Bio V2 introduces several mechanisms to expand the platform’s model. Its Ignition Sales feature allows low-cap, rapid fundraising for new BioAgents and tokenized intellectual property. A loyalty system called BioXP rewards contributions ranging from staking tokens to providing research inputs, while staking of BIO and ecosystem tokens links participation to long-term project development. These incentives are intended to align community members, researchers and investors around the growth of decentralized biotech projects.
Since 2024, Bio says its network has directed more than $50 million to researchers globally, offering an alternative to traditional funding sources that continue to face cuts. Its ecosystem has already advanced several projects toward clinical reality, including VITA-FAST, a longevity program progressing toward Phase 2 trials in the UAE; VitaRNA, an RNA therapy now dosing patients with plans to expand in Europe; Percepta, a brain health supplement entering human studies; and Curetopia, a rare disease initiative targeting multiple inherited metabolic disorders now in pilot studies and IP filings.

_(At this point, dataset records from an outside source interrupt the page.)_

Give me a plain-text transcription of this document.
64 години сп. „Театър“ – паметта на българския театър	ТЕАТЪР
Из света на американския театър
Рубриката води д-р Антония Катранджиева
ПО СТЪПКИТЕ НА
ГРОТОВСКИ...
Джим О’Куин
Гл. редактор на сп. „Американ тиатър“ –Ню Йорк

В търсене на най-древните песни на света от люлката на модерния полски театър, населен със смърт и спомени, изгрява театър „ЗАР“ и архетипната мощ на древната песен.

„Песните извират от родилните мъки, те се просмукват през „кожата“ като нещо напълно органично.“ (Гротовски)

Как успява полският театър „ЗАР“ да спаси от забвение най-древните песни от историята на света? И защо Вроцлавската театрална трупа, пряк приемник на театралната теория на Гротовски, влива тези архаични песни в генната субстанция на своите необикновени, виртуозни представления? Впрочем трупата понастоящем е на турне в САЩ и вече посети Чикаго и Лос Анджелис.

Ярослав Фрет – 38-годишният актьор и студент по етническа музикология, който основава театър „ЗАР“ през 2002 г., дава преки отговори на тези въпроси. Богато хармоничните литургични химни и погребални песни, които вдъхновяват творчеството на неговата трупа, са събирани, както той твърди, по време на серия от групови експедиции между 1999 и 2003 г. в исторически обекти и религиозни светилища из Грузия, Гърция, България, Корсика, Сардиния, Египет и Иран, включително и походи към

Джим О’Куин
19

The company plans to use the new capital to build out its launchpad and AI-driven scientific software, with future features such as onchain prediction and lending markets, as well as direct communication between BioAgents. The round was led by Maelstrom Fund with participation from biotech and crypto investors including Mechanism Capital, Animoca Brands and Presto Labs.
“Bio is about to be the category-defining launchpad which will fund scientific research the community finds appealing, not just academics. If it works, it’s not just a launchpad – it’s the birth of an AI-native research market,” said Maelstrom founder Arthur Hayes.